Oregon State Senator Ben Westlund has undergone many status transformations during the past year. It wasn’t until February 14, 2006–which he’s quick to remind you is Oregon’s birthday–that he threw in his GOP registration to ‘declare his independence’ as a non-affiliated voter. Now, after withdrawing from a gubernatorial bid, a switch to the Democratic Party, and passage of his landmark health care reform bill (SB 329), he’s considering another transition.
No, he won’t be the fifth Democratic Senator to express interest or announce for the Secretary of State post. He’s looking at the State Treasurer job, if he hasn’t decided to go for it already. But there’s one little thing holding him back: campaign debt.
But before I can launch another campaign, for my Senate seat or State Treasurer, I must wrap up the last one and reduce the debt left when I withdrew from the Governor’s race so as not to be a spoiler.

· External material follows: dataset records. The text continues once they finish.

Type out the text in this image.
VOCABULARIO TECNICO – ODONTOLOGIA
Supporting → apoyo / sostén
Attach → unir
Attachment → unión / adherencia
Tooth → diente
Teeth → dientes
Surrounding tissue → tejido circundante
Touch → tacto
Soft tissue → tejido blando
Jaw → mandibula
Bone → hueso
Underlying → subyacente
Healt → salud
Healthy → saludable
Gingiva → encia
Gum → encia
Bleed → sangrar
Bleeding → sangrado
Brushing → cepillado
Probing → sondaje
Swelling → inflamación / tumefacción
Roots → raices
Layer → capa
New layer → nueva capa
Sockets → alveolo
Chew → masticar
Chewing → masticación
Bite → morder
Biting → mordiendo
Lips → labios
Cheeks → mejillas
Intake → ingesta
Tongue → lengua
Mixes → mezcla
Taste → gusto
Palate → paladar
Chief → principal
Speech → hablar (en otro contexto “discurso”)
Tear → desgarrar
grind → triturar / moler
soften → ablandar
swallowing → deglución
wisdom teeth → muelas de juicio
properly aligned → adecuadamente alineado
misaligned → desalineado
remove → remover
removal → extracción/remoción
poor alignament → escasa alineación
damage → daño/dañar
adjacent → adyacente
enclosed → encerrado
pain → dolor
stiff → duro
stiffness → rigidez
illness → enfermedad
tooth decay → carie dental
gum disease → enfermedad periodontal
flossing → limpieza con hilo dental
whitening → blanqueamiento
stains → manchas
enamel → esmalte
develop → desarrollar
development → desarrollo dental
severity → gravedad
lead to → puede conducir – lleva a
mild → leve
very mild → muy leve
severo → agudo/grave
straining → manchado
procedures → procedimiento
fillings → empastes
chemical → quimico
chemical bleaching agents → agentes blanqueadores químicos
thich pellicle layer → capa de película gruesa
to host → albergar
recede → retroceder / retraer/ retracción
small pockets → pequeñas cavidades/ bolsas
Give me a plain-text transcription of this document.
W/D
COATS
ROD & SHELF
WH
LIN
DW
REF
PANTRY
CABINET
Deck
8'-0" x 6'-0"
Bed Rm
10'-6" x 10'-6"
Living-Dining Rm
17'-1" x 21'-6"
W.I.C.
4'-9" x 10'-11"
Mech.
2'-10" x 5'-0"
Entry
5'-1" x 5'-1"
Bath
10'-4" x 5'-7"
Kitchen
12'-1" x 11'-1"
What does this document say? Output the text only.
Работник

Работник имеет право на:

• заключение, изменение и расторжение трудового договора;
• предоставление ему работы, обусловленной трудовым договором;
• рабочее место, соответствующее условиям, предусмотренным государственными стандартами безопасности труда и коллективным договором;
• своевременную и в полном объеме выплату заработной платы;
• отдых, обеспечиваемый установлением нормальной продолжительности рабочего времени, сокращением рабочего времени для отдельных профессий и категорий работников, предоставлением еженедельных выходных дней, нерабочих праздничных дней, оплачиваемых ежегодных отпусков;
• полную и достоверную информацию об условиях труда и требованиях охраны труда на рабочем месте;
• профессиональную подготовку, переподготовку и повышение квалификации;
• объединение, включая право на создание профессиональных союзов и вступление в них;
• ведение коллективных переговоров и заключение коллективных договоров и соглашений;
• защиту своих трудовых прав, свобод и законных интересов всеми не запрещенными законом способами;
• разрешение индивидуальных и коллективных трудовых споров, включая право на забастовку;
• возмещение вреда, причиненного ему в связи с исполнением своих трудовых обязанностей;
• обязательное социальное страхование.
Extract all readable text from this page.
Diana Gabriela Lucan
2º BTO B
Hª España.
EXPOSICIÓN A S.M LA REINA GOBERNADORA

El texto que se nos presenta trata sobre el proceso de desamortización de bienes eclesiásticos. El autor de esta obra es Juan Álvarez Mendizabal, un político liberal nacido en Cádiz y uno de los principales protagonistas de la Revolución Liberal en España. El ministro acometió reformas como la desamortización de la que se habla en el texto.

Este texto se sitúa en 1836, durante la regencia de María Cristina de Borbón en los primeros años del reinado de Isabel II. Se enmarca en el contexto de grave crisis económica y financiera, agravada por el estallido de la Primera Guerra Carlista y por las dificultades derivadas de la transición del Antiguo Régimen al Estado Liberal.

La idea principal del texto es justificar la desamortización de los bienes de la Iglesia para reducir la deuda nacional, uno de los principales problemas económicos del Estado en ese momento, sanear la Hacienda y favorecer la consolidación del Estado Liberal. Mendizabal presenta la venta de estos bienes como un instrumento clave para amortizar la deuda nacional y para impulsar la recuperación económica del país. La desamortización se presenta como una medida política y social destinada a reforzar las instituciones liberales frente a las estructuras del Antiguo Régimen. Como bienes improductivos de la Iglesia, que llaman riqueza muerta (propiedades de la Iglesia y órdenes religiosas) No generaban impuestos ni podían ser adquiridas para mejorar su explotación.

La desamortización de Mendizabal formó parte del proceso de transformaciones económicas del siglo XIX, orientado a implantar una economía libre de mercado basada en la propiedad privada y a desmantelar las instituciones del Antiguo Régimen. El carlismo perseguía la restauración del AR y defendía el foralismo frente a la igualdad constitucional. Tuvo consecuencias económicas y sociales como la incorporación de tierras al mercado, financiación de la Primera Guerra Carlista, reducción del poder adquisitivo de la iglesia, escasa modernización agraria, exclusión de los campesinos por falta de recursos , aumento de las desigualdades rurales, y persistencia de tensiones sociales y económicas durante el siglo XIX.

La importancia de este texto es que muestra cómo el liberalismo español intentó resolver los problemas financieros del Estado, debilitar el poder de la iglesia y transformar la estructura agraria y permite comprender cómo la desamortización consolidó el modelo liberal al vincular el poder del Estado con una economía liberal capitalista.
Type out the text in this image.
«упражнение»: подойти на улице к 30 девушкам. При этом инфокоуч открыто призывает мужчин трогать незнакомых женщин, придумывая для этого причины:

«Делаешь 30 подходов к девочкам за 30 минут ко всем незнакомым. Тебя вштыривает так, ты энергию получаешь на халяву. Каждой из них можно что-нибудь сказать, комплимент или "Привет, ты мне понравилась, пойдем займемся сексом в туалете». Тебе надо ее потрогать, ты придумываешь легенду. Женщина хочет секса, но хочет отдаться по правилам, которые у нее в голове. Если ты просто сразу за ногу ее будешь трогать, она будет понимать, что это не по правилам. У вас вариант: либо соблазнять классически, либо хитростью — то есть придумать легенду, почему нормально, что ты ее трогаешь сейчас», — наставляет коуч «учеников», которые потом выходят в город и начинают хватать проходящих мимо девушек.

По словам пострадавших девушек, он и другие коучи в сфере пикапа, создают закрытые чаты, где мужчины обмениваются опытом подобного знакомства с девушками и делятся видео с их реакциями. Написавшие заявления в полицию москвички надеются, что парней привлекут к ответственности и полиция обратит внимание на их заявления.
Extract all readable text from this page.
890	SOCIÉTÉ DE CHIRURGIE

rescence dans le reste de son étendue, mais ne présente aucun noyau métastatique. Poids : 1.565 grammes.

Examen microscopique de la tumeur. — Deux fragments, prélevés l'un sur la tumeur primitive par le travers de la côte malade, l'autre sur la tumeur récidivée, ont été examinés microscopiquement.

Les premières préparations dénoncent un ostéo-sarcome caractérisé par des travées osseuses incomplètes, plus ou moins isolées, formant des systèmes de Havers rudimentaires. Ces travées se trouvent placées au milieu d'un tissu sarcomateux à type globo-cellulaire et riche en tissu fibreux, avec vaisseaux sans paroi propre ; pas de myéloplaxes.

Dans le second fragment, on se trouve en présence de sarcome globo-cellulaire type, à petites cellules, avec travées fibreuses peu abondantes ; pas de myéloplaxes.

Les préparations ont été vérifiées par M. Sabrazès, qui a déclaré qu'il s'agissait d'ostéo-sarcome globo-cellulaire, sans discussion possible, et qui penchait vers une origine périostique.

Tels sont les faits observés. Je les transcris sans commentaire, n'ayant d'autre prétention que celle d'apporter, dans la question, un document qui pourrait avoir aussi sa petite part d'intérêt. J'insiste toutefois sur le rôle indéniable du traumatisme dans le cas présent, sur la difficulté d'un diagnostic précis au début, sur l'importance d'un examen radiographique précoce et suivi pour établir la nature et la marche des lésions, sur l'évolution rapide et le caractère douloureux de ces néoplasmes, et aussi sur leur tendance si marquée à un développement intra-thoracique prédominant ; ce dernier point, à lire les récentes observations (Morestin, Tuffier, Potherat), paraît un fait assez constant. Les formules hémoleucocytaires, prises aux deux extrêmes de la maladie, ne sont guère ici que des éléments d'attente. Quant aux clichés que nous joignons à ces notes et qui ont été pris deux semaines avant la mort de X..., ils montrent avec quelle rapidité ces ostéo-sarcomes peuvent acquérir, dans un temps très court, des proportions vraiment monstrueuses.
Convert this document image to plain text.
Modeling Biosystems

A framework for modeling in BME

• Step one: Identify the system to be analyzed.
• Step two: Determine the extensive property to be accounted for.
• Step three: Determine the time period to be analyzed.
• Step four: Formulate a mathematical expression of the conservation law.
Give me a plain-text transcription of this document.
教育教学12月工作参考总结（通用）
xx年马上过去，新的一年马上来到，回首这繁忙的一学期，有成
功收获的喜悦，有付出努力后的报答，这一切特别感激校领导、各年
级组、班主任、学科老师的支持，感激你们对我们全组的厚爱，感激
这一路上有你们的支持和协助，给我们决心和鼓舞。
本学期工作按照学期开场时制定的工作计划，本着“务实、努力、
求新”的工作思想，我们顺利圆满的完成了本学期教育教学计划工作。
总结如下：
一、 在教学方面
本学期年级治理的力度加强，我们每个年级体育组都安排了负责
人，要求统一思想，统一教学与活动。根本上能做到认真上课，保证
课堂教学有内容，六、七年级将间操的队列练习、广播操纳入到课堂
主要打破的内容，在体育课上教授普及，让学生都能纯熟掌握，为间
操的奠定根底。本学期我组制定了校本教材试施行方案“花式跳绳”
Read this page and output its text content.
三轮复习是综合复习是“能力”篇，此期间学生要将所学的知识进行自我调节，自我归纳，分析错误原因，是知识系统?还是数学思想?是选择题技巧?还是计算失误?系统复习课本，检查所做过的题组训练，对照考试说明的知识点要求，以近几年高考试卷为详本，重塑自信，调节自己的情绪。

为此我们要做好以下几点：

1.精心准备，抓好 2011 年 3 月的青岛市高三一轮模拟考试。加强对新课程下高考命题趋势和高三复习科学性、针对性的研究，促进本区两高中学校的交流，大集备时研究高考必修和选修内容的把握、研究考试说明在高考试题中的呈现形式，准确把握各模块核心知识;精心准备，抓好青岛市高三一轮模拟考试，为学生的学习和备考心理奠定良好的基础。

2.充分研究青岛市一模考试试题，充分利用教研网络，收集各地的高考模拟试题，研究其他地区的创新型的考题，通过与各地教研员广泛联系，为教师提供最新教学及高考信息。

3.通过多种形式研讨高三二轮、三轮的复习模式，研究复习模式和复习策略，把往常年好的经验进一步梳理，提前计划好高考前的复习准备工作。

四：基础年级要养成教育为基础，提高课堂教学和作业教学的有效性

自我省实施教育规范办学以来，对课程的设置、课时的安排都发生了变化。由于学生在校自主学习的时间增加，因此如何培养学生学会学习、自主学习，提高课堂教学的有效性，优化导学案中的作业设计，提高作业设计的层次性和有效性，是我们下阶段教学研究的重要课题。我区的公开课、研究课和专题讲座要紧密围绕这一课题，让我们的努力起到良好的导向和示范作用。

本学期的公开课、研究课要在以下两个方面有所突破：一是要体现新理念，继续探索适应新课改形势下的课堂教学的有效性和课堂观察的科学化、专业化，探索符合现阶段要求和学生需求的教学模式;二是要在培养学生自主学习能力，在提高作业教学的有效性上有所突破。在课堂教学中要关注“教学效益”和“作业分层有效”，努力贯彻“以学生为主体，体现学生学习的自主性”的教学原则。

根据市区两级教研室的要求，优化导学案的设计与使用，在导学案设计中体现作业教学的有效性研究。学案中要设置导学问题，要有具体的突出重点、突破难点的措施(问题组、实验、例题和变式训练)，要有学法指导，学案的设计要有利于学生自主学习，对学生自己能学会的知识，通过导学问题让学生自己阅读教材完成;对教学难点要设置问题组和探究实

He’s going to need the money either way. Senate District 27, which comprises almost all of Deschutes County, is growing increasingly moderate due to the ever-growing city of Bend, but the Republican Party still has a strong presence in this area. The two House members incorporated under SD 27, Rep. Gene Whisnant and Rep. Chuck Burley, are both entrenched Republicans. Even though Burley and Whisnant are both likely seeking re-election to the House, Westlund would face a difficult race in a district that last time elected him as a Republican.
The State Treasurer job doesn’t look like a clear path to victory, either. Though the two other most commonly mentioned candidates for the job, Senators Ryan Deckert and Richard Devlin, have now settled into other positions, there is still a good deal of interest in the Treasurer job from the Democratic side. The current office-holder, Randall Edwards, faces the inevitable term-limit.
But before Westlund can be Westlund again, taking on another political transformation, he’s looking for some help. He can only hope that no one else officially enters before he does.